Nach Jahren im Ausland zog die Familie wieder nach Peru. In der Hauptstadt Lima besuchte Forsyth teure Privatschulen, er lebte ein klassisch behütetes Oberschichtsleben, wäre da nicht die Sache mit dem Fußball. Schon als Kind kickte Forsyth, später spielte er für Alianza Lima, einen der besten Vereine Perus. Als Torwart stieg er in den Profikader auf, wurde mehrmals Meister, in der Nationalmannschaft trat er für seine Heimat an, kurz spielte er in Italien, auch in der zweiten Mannschaft von Borussia Dortmund, 2006 wurde er zum besten Torwart Perus gewählt.

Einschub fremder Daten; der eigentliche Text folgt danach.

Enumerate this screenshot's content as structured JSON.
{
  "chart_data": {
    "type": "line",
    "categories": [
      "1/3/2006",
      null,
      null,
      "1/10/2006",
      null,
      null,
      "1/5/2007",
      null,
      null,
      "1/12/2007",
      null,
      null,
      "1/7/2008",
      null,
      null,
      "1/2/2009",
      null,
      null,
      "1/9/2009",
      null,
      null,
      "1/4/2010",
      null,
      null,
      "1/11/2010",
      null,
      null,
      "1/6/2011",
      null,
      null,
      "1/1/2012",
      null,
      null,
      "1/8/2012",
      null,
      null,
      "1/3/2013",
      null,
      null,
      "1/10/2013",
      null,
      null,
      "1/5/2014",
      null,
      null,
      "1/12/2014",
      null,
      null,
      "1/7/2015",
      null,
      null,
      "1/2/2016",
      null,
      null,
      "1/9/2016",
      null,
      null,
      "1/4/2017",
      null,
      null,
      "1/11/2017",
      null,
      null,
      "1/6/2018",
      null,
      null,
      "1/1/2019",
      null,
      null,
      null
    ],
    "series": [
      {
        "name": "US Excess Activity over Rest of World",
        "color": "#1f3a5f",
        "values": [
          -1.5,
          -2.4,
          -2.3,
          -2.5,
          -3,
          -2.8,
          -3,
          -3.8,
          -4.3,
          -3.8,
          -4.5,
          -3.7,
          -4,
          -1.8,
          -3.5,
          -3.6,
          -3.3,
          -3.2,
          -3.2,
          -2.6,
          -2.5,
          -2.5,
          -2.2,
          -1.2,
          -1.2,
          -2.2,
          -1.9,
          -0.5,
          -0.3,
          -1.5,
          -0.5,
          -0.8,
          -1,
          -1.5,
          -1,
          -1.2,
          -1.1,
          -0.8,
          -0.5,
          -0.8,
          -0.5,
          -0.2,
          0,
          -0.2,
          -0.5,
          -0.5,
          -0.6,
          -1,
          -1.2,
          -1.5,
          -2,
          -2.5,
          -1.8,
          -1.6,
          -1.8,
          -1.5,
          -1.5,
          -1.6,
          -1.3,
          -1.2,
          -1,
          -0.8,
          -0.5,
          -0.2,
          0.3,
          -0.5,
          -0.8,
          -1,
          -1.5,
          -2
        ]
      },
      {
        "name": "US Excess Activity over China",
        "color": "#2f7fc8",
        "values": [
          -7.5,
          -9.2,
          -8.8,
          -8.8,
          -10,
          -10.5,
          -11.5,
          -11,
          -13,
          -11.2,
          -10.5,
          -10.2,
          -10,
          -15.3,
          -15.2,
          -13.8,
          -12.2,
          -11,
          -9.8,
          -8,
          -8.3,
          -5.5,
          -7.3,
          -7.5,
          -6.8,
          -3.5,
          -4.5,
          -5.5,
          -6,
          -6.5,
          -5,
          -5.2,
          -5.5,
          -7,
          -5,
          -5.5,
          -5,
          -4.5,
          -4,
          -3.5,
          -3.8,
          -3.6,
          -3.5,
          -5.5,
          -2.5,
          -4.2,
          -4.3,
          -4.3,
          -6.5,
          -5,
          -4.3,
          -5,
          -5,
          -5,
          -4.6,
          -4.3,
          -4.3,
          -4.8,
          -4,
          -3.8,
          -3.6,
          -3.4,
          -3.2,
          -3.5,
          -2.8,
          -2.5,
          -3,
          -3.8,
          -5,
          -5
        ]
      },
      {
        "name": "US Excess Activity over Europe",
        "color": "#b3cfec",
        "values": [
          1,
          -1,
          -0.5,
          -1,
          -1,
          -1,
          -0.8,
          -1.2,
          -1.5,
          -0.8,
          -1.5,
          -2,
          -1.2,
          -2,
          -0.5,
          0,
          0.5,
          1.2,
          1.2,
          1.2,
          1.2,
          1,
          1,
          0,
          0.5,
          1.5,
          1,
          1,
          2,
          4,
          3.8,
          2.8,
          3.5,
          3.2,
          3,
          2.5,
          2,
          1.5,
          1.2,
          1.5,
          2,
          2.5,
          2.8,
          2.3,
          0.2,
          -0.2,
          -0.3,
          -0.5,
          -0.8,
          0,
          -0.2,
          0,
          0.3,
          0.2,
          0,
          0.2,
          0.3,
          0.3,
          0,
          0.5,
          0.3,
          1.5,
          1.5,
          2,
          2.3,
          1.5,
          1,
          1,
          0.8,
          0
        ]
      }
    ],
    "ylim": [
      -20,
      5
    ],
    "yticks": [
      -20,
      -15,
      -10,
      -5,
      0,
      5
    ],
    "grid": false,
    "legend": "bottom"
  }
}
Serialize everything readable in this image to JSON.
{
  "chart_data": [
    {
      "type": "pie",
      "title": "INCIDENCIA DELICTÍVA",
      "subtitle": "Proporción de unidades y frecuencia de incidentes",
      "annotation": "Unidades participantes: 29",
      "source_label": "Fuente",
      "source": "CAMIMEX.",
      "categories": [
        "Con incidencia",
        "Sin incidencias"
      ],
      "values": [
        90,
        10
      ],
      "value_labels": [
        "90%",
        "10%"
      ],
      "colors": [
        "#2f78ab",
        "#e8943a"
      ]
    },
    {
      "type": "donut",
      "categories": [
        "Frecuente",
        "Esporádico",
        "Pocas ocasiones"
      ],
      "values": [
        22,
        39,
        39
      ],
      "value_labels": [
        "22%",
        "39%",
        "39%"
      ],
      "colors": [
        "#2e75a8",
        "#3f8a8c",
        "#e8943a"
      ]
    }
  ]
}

Als Bürgermeister setzte er auf eine harte Hand

All das ist beachtlich, aber Forsyth war das nicht genug. Neben seiner Sportlerkarriere bastelte er bald auch an einer in der Politik: 2010 wurde er Gemeinderat von La Victoria, einem Viertel im Zentrum von Lima. 2018 dann trat er dort - höchst erfolgreich - als Bürgermeisterkandidat an, nachdem sein Vorgänger unter Bestechungsvorwürfen aus dem Amt geschieden war.

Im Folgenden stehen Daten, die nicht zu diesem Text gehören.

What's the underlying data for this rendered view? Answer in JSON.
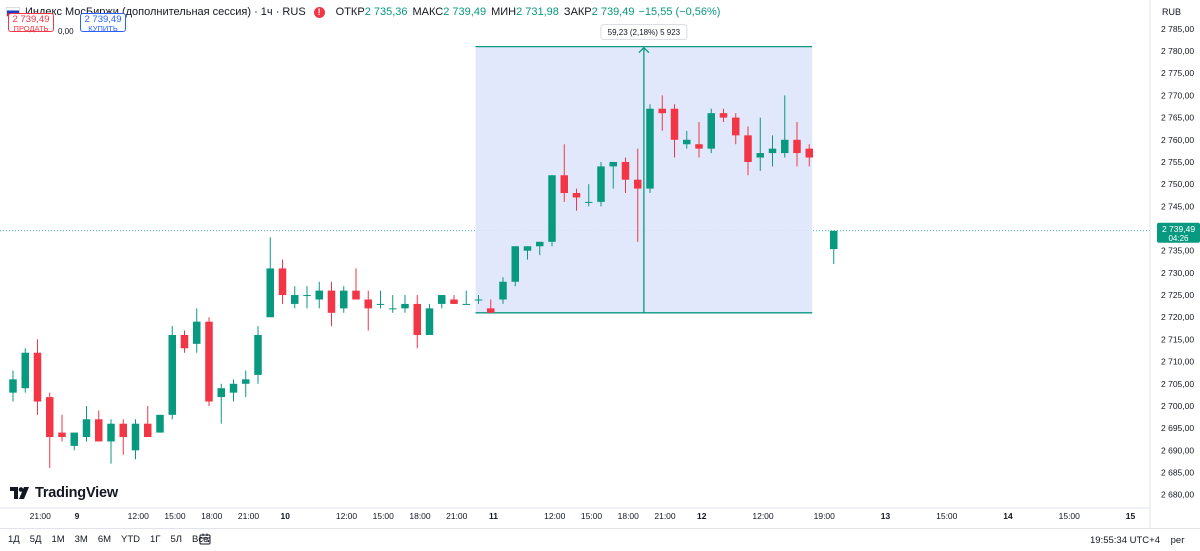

Forsyth selbst setzte auf eine harte Hand, keine Gnade für Kriminelle und korrupte Politiker. Das kam gut an in einem Land, in dem fast alle Präsidenten der vergangenen Jahrzehnte wegen Bestechung vor Gericht oder im Gefängnis sitzen. Viele Peruaner haben sich längst enttäuscht abgewandt von so gut wie allen Parteien, dazu kam dann letztes Jahr noch die Pandemie, die Peru schwer getroffen hat.

Forsyth verspricht, Schluss zu machen mit der Kriminalität genauso wie mit der Korruption. Victoria Nacional heißt die Partei, für die er antritt, politisch ist sie ohne klares Profil. Kinder hat Forsyth nicht, seine Ehe mit einer Schauspielerin scheiterte. Den Oberschichtshintergrund will er wettmachen mit seinen Erfahrungen aus dem Sport: Beim Fußball habe er mit Teammitgliedern in der Kabine gesessen, die kaum Geld für ein Busticket gehabt hätten, sagt Forsyth.

Derzeit sind seine Chancen nicht schlecht, an der Spitze der Umfragen steht er aber nicht. Doch aus dem Sport weiß Forsyth eben auch: Eine Partie kann wie eine Wahl mit einem überraschenden Sieg zu Ende gehen. Alles ist möglich, im Fußball genauso wie in der peruanischen Politik.